JIM LEHRER: Sure. But, meanwhile, the strategic and military and political issues that are out there in that area, specifically Pakistan, Afghanistan, et cetera, are on hold right now while this tragedy and this disaster is dealt with?

RICHARD HOLBROOKE: Well, I think that, more accurately, I would prefer to say that we’re dealing with the problems of Pakistan by dealing with the single most important.

Twenty million people are in danger. Thousands of lives have been lost. All the bridges have been washed out in parts of the country. The cotton crop is gone, and textiles are their only major export. The electrical grid is endangered. Cholera is spreading.

This is this goes from crisis to emergency. And the Obama administration is leading the effort. And the world is beginning to respond. We have got a long way to go.

JIM LEHRER: How far do we have to go? What is what what more needs to be done and needs to be done quickly?
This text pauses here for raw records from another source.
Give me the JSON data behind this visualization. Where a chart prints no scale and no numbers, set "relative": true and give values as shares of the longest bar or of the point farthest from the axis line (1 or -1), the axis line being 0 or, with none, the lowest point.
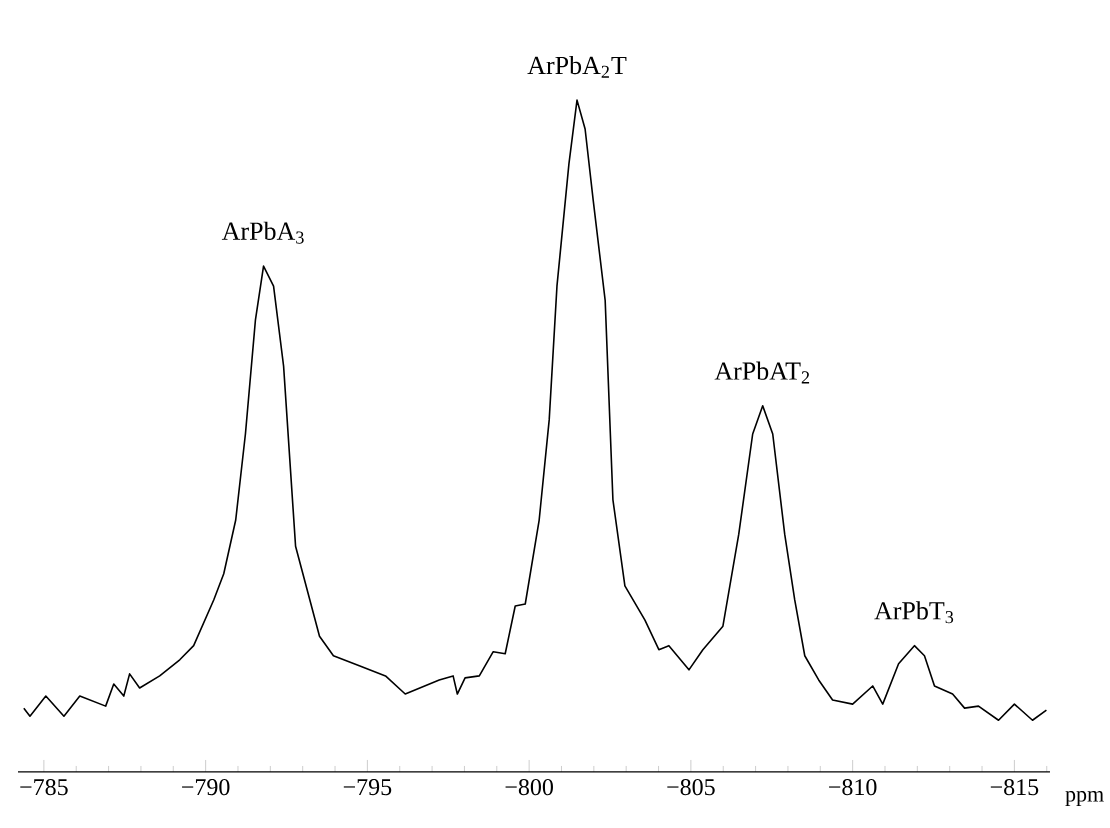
{
  "chart_data": {
    "type": "line",
    "relative": true,
    "xlabel": "ppm",
    "xlim": [
      -784.2,
      -816.1
    ],
    "xticks": [
      {
        "value": -785,
        "label": "−785"
      },
      {
        "value": -786,
        "label": null
      },
      {
        "value": -787,
        "label": null
      },
      {
        "value": -788,
        "label": null
      },
      {
        "value": -789,
        "label": null
      },
      {
        "value": -790,
        "label": "−790"
      },
      {
        "value": -791,
        "label": null
      },
      {
        "value": -792,
        "label": null
      },
      {
        "value": -793,
        "label": null
      },
      {
        "value": -794,
        "label": null
      },
      {
        "value": -795,
        "label": "−795"
      },
      {
        "value": -796,
        "label": null
      },
      {
        "value": -797,
        "label": null
      },
      {
        "value": -798,
        "label": null
      },
      {
        "value": -799,
        "label": null
      },
      {
        "value": -800,
        "label": "−800"
      },
      {
        "value": -801,
        "label": null
      },
      {
        "value": -802,
        "label": null
      },
      {
        "value": -803,
        "label": null
      },
      {
        "value": -804,
        "label": null
      },
      {
        "value": -805,
        "label": "−805"
      },
      {
        "value": -806,
        "label": null
      },
      {
        "value": -807,
        "label": null
      },
      {
        "value": -808,
        "label": null
      },
      {
        "value": -809,
        "label": null
      },
      {
        "value": -810,
        "label": "−810"
      },
      {
        "value": -811,
        "label": null
      },
      {
        "value": -812,
        "label": null
      },
      {
        "value": -813,
        "label": null
      },
      {
        "value": -814,
        "label": null
      },
      {
        "value": -815,
        "label": "−815"
      },
      {
        "value": -816,
        "label": null
      }
    ],
    "x": [
      -784.38,
      -784.57,
      -785.06,
      -785.62,
      -786.11,
      -786.91,
      -787.16,
      -787.47,
      -787.65,
      -787.96,
      -788.58,
      -789.2,
      -789.63,
      -790.25,
      -790.56,
      -790.93,
      -791.23,
      -791.54,
      -791.79,
      -792.1,
      -792.41,
      -792.78,
      -793.52,
      -793.95,
      -794.75,
      -795.56,
      -796.17,
      -797.22,
      -797.65,
      -797.78,
      -798.02,
      -798.46,
      -798.89,
      -799.26,
      -799.57,
      -799.88,
      -800.31,
      -800.62,
      -800.86,
      -801.23,
      -801.48,
      -801.73,
      -801.98,
      -802.35,
      -802.59,
      -802.96,
      -803.58,
      -804.01,
      -804.32,
      -804.94,
      -805.37,
      -805.99,
      -806.48,
      -806.91,
      -807.22,
      -807.53,
      -807.9,
      -808.21,
      -808.52,
      -808.95,
      -809.38,
      -810.0,
      -810.62,
      -810.93,
      -811.42,
      -811.91,
      -812.22,
      -812.53,
      -813.09,
      -813.46,
      -813.89,
      -814.51,
      -815.0,
      -815.56,
      -815.99
    ],
    "series": [
      {
        "color": "#000000",
        "values": [
          0.095,
          0.083,
          0.113,
          0.083,
          0.113,
          0.098,
          0.131,
          0.113,
          0.146,
          0.125,
          0.143,
          0.167,
          0.188,
          0.256,
          0.295,
          0.375,
          0.503,
          0.673,
          0.753,
          0.723,
          0.604,
          0.336,
          0.202,
          0.173,
          0.158,
          0.143,
          0.116,
          0.137,
          0.143,
          0.116,
          0.14,
          0.143,
          0.179,
          0.176,
          0.247,
          0.25,
          0.375,
          0.524,
          0.723,
          0.905,
          1.0,
          0.957,
          0.851,
          0.702,
          0.405,
          0.277,
          0.226,
          0.182,
          0.188,
          0.152,
          0.182,
          0.217,
          0.354,
          0.503,
          0.545,
          0.503,
          0.354,
          0.256,
          0.173,
          0.137,
          0.107,
          0.101,
          0.128,
          0.101,
          0.161,
          0.188,
          0.173,
          0.128,
          0.116,
          0.095,
          0.098,
          0.077,
          0.101,
          0.077,
          0.092
        ]
      }
    ],
    "annotations": [
      {
        "text": "ArPbA$_{3}$",
        "x": -791.79,
        "y": 0.753
      },
      {
        "text": "ArPbA$_{2}$T",
        "x": -801.48,
        "y": 1.0
      },
      {
        "text": "ArPbAT$_{2}$",
        "x": -807.22,
        "y": 0.545
      },
      {
        "text": "ArPbT$_{3}$",
        "x": -811.91,
        "y": 0.188
      }
    ]
  }
}
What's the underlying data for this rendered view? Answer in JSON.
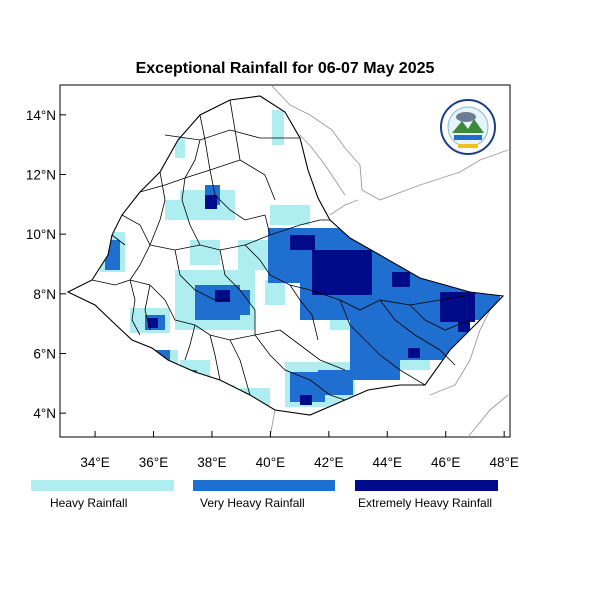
{
  "map": {
    "title": "Exceptional Rainfall for 06-07 May 2025",
    "x_ticks": [
      "34°E",
      "36°E",
      "38°E",
      "40°E",
      "42°E",
      "44°E",
      "46°E",
      "48°E"
    ],
    "y_ticks": [
      "14°N",
      "12°N",
      "10°N",
      "8°N",
      "6°N",
      "4°N"
    ],
    "lon_range": [
      32.8,
      48.2
    ],
    "lat_range": [
      3.2,
      15.0
    ],
    "logo_name": "meteorology-institute-logo"
  },
  "legend": {
    "items": [
      {
        "label": "Heavy Rainfall",
        "color": "#aeeef0"
      },
      {
        "label": "Very Heavy Rainfall",
        "color": "#1f6fd0"
      },
      {
        "label": "Extremely Heavy Rainfall",
        "color": "#000b8a"
      }
    ]
  },
  "colors": {
    "heavy": "#aeeef0",
    "very_heavy": "#1f6fd0",
    "extreme": "#000b8a",
    "border": "#000000",
    "neighbor": "#888888"
  }
}
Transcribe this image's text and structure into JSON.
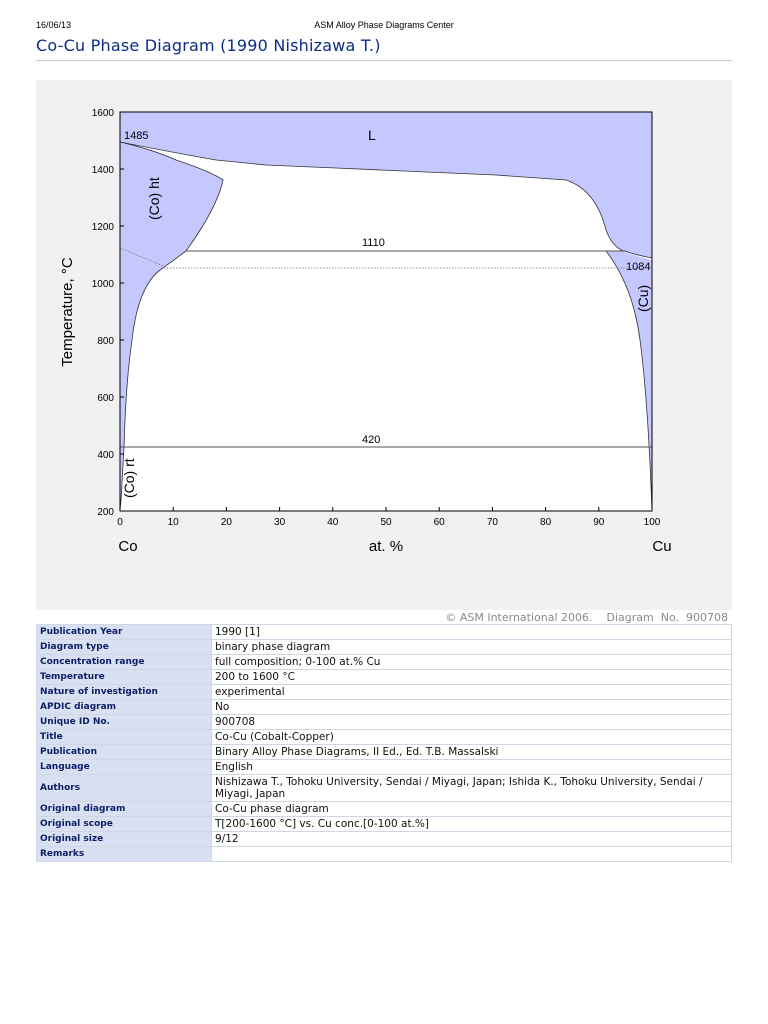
{
  "header": {
    "date": "16/06/13",
    "site": "ASM Alloy Phase Diagrams Center",
    "title": "Co-Cu Phase Diagram (1990 Nishizawa T.)"
  },
  "diagram": {
    "ylabel": "Temperature, °C",
    "xlabel": "at. %",
    "left_element": "Co",
    "right_element": "Cu",
    "x_ticks": [
      "0",
      "10",
      "20",
      "30",
      "40",
      "50",
      "60",
      "70",
      "80",
      "90",
      "100"
    ],
    "y_ticks": [
      "200",
      "400",
      "600",
      "800",
      "1000",
      "1200",
      "1400",
      "1600"
    ],
    "labels": {
      "co_melt": "1485",
      "liquid": "L",
      "co_ht": "(Co) ht",
      "peritectic": "1110",
      "cu_melt": "1084",
      "cu_solid": "(Cu)",
      "transition": "420",
      "co_rt": "(Co) rt"
    },
    "colors": {
      "phase_fill": "#c5c8ff",
      "background": "#f1f1f1"
    },
    "copyright": "© ASM International 2006.",
    "diagram_no": "Diagram  No.  900708"
  },
  "meta": {
    "rows": [
      {
        "key": "Publication Year",
        "value": "1990 [1]"
      },
      {
        "key": "Diagram type",
        "value": "binary phase diagram"
      },
      {
        "key": "Concentration range",
        "value": "full composition; 0-100 at.% Cu"
      },
      {
        "key": "Temperature",
        "value": "200 to 1600 °C"
      },
      {
        "key": "Nature of investigation",
        "value": "experimental"
      },
      {
        "key": "APDIC diagram",
        "value": "No"
      },
      {
        "key": "Unique ID No.",
        "value": "900708"
      },
      {
        "key": "Title",
        "value": "Co-Cu (Cobalt-Copper)"
      },
      {
        "key": "Publication",
        "value": "Binary Alloy Phase Diagrams, II Ed., Ed. T.B. Massalski"
      },
      {
        "key": "Language",
        "value": "English"
      },
      {
        "key": "Authors",
        "value": "Nishizawa T., Tohoku University, Sendai / Miyagi, Japan; Ishida K., Tohoku University, Sendai / Miyagi, Japan"
      },
      {
        "key": "Original diagram",
        "value": "Co-Cu phase diagram"
      },
      {
        "key": "Original scope",
        "value": "T[200-1600 °C] vs. Cu conc.[0-100 at.%]"
      },
      {
        "key": "Original size",
        "value": "9/12"
      },
      {
        "key": "Remarks",
        "value": ""
      }
    ]
  }
}
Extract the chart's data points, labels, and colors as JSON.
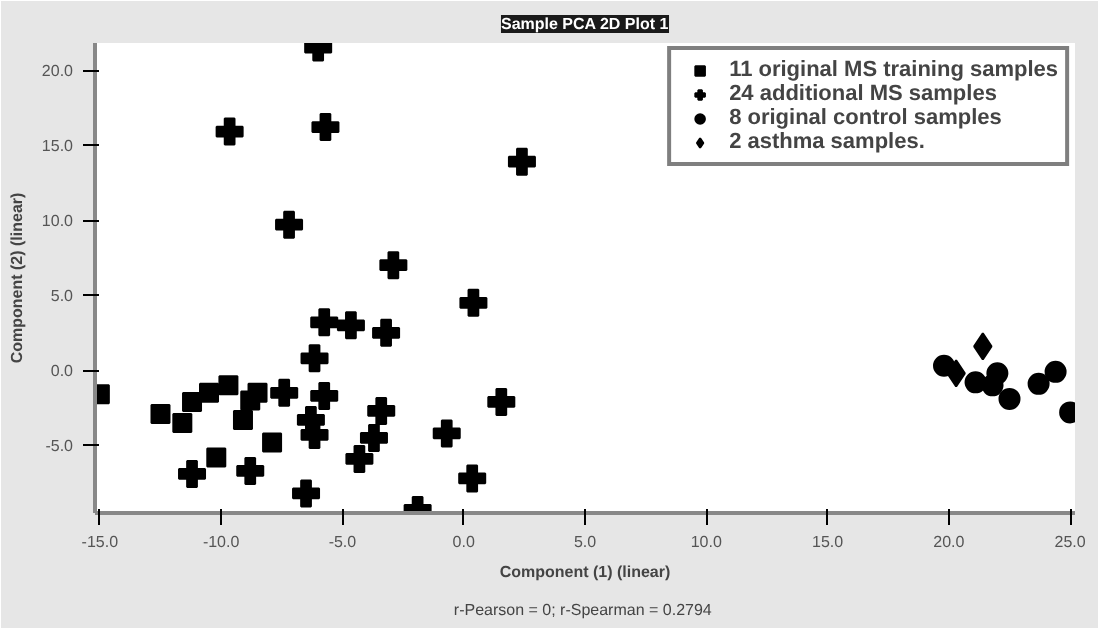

RICHARD HOLBROOKE: First, save lives, first, emergency relief, which means food, clean drinking water to prevent the spread of cholera and other waterborne diseases, then tents, housing.

And, after that, when the waters finally recede, we will have a better sense of what the reconstruction bill is. And Dr. Rajiv Shah is going out, at the president and Secretary Clinton’s instructions, Sunday with members of my team to work on the needs assessment.

JIM LEHRER: OK. Richard Holbrooke, thank you.

And we’re going to put that on the screen. We’re going to put up your the number that you gave us earlier as we go, all right?

RICHARD HOLBROOKE: Well, thank you so much for doing that, Jim. It’s a cause all Americans, and particularly the Pakistani-American community, I hope, will rally to.

JIM LEHRER: OK. Thank you, Richard Holbrooke.